Owners of Toyota and Lexus vehicles may have reason for concern because of an increasing number of complaints of unintended acceleration and associated accidents and injuries. Many consumers, including Eric Weiss of Long Beach, California, have experienced this sudden unintended acceleration. Weiss told the LA Times that his 2008 Toyota Tacoma unexpectedly started accelerating while sitting at an intersection last month, and forced him to stand on the brakes to keep his truck from plowing into oncoming cars. Months earlier, his Toyota truck suddenly accelerated and rear-ended a BMW. On August 28, 2009, a passenger in a Toyota in San Diego made a frantic call to 911, recording the driver’s desperate attempts to stop the car. The crash ended in the death of a California Highway Patrol officer and his family.

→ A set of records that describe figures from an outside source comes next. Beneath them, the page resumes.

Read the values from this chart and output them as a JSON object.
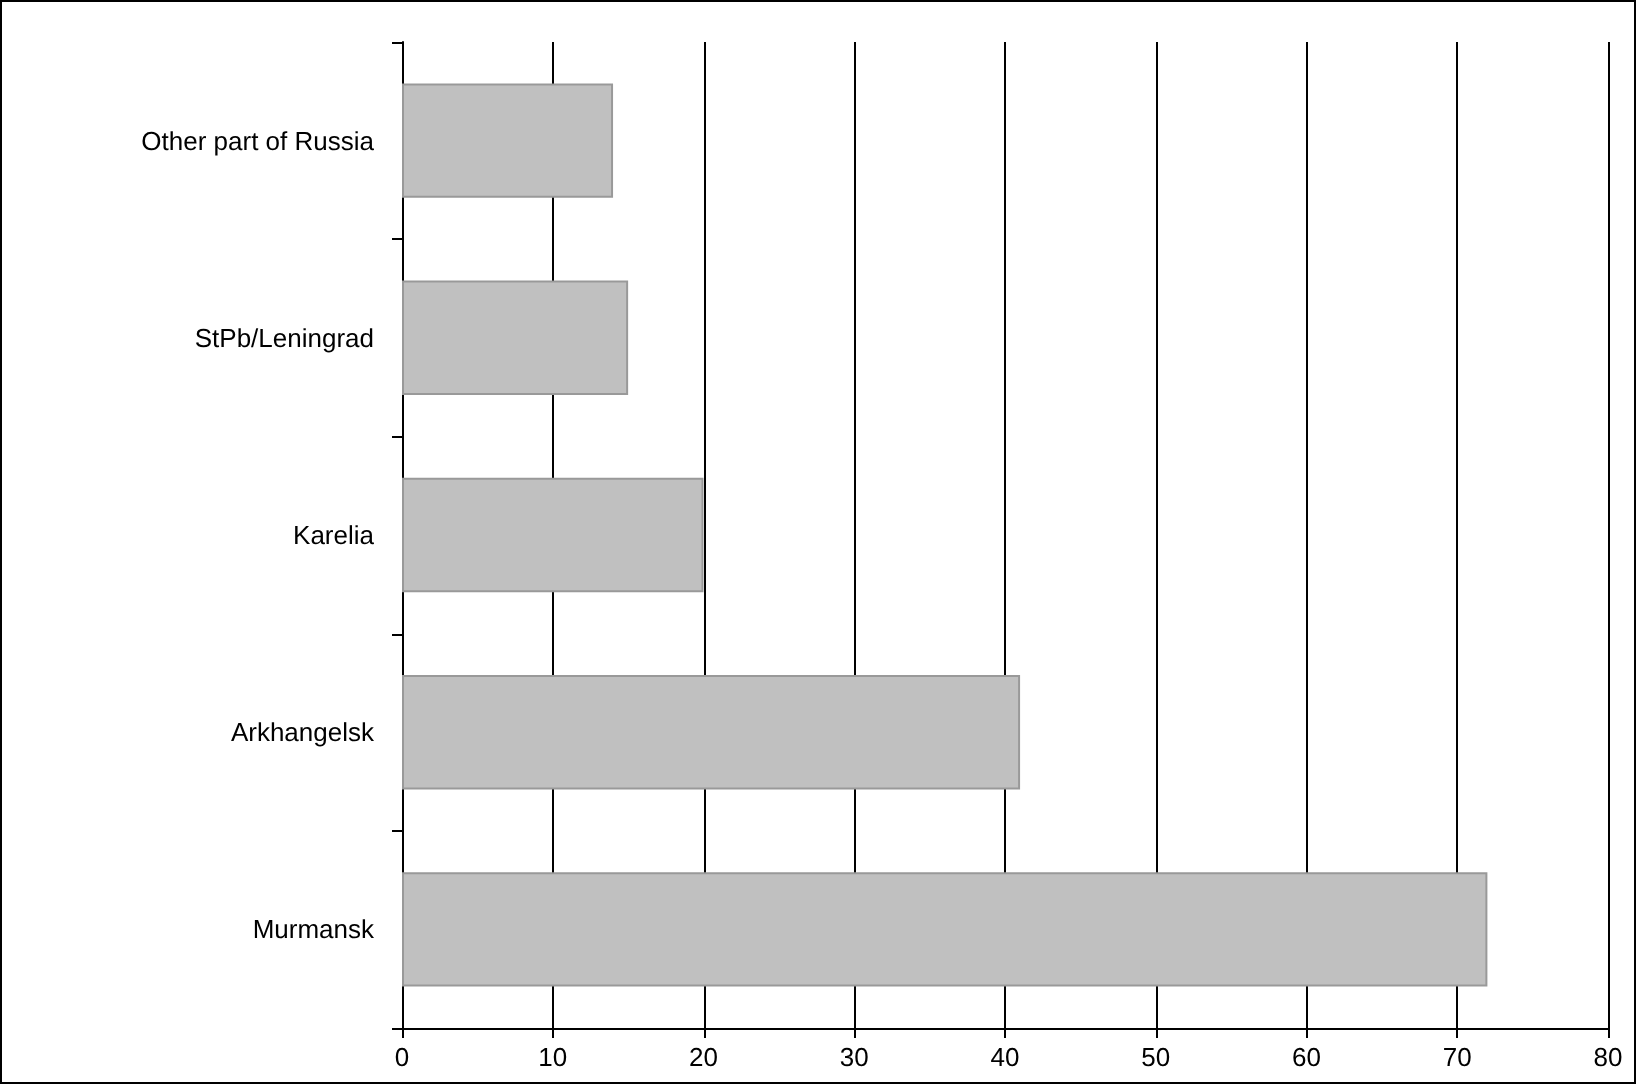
{
  "chart_data": {
    "type": "bar",
    "orientation": "horizontal",
    "categories": [
      "Other part of Russia",
      "StPb/Leningrad",
      "Karelia",
      "Arkhangelsk",
      "Murmansk"
    ],
    "values": [
      14,
      15,
      20,
      41,
      72
    ],
    "color": "#c0c0c0",
    "xlim": [
      0,
      80
    ],
    "xticks": [
      0,
      10,
      20,
      30,
      40,
      50,
      60,
      70,
      80
    ],
    "grid": "x"
  }
}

Toyota has linked the San Diego incident and others to a “floor mat entrapment” problem. Toyota insists that the gas pedal design makes them vulnerable to being trapped open by floor mats. Toyota recently announced a recall to fix this problem. However, accounts from motorists such as Weiss and interviews with experts lead to a different potential source. Auto safety experts indicate that the electronic throttles that have replaced mechanical systems in recent years do not truly allow the driver to control the engine. Rather, the electronic throttle mechanism uses sensors, microprocessors and electric motors to link the driver’s foot to the engine. Because there is no traditional link such as a steel cable, there is a lot of room for error and potential malfunction.
Although Toyota has repeatedly dismissed the claim that electronic throttle control systems are to blame, reports and statistics show otherwise. The Times found that complaints of these incidents in many Toyota and Lexus vehicles spiked almost immediately after the automaker adopted the “drive-by-wire” system over the past decade. In addition, according to the National Highway Traffic Safety Administration (NHTSA), for some Toyota models, reports of unintended acceleration increased more than five times after these new systems were adopted. The Times reported that sudden acceleration events involving Toyota vehicles have resulted in at least 19 deaths since the introduction of the 2002 models. The NHTSA reports that all other automakers combined had 11 fatalities related to sudden acceleration in the same period.